Sens. Bob Casey (D-PA) and Susan Collins (R-ME), ranking member and chairman,
respectively, of the Senate Aging Committee, share a laugh during a recent committee hearing.

Sen. Susan Collins (R-ME) and Sen. Bob Casey (D-PA), chairman and ranking member, respectively, of the Senate Special Committee on Aging, are turning to assisted living providers and others for recommendations on ways to reduce older adults’ risk of falls and manage fall-related injuries.

The feedback will be included in a report with policy recommendations that the committee will prepare for Congress.

“Over the next several months, the Aging Committee will examine best practices in falls prevention as well as falls-related services across various settings, including but not limited to the home and community, assisted living facilities, nursing homes, and hospitals,” Collins and Casey wrote in a letter announcing the effort.

Comments will be accepted through June 26 at annualreport@aging.senate.gov.

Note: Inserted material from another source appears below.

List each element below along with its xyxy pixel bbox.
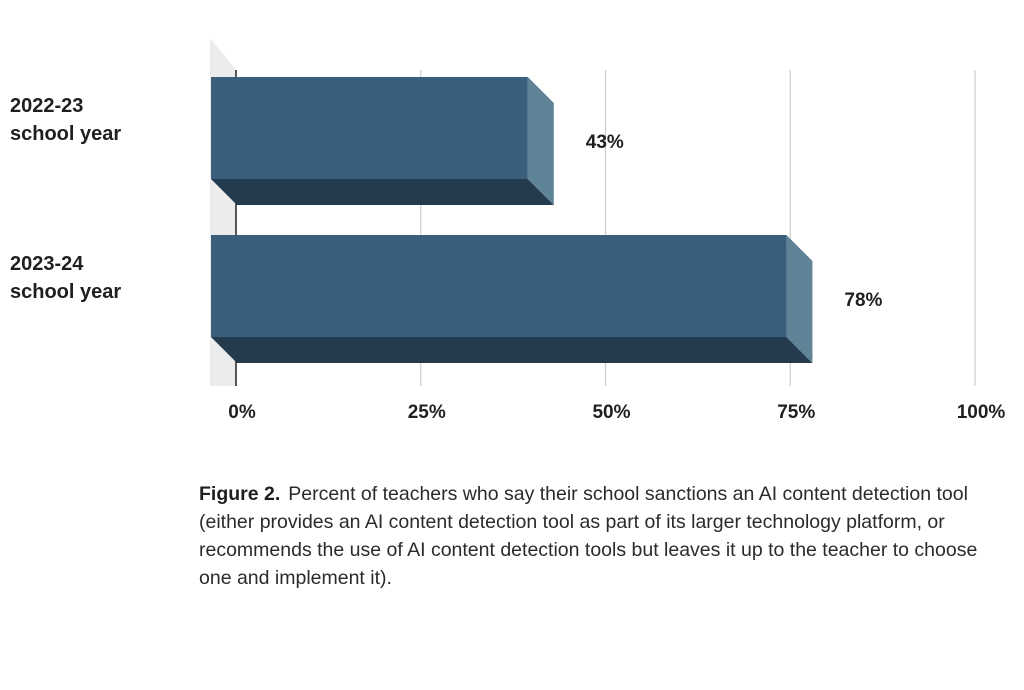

The annual total direct medical cost of falls-related injuries for older adults is approximately $50 billion, with 75% of these costs borne by the Medicare and Medicaid programs, the senators said. The committee specifically is seeking input on:

  • Strategies to improve reporting to caregivers by those who fall as well as follow-up by healthcare professionals;
  • Opportunities and limitations related to teaching tools, techniques and resources, including assistive technologies, to help empower older adults;
  • Ways that Medicare coverage and reimbursement can be improved via welcome to Medicare and annual wellness visits, ways that Medicaid waivers can be used for falls prevention and fall-related services, and potential demonstration projects that the Centers for Medicare & Medicaid Services might consider;
  • Evidence-based practices that reduce the rate of additional bone fractures among older adults who have fallen and broken bones in the past;
  • Strategies to ensure that prescribers consider the effects of polypharmacy on falls risk, and whether there is a need for more research in this area;
  • Ways, including government agency-supported assessments and protocols, that falls risk can be reduced during transitions of care; and
  • Best practices for post-fracture care, and any federal policy impediments to their implementation.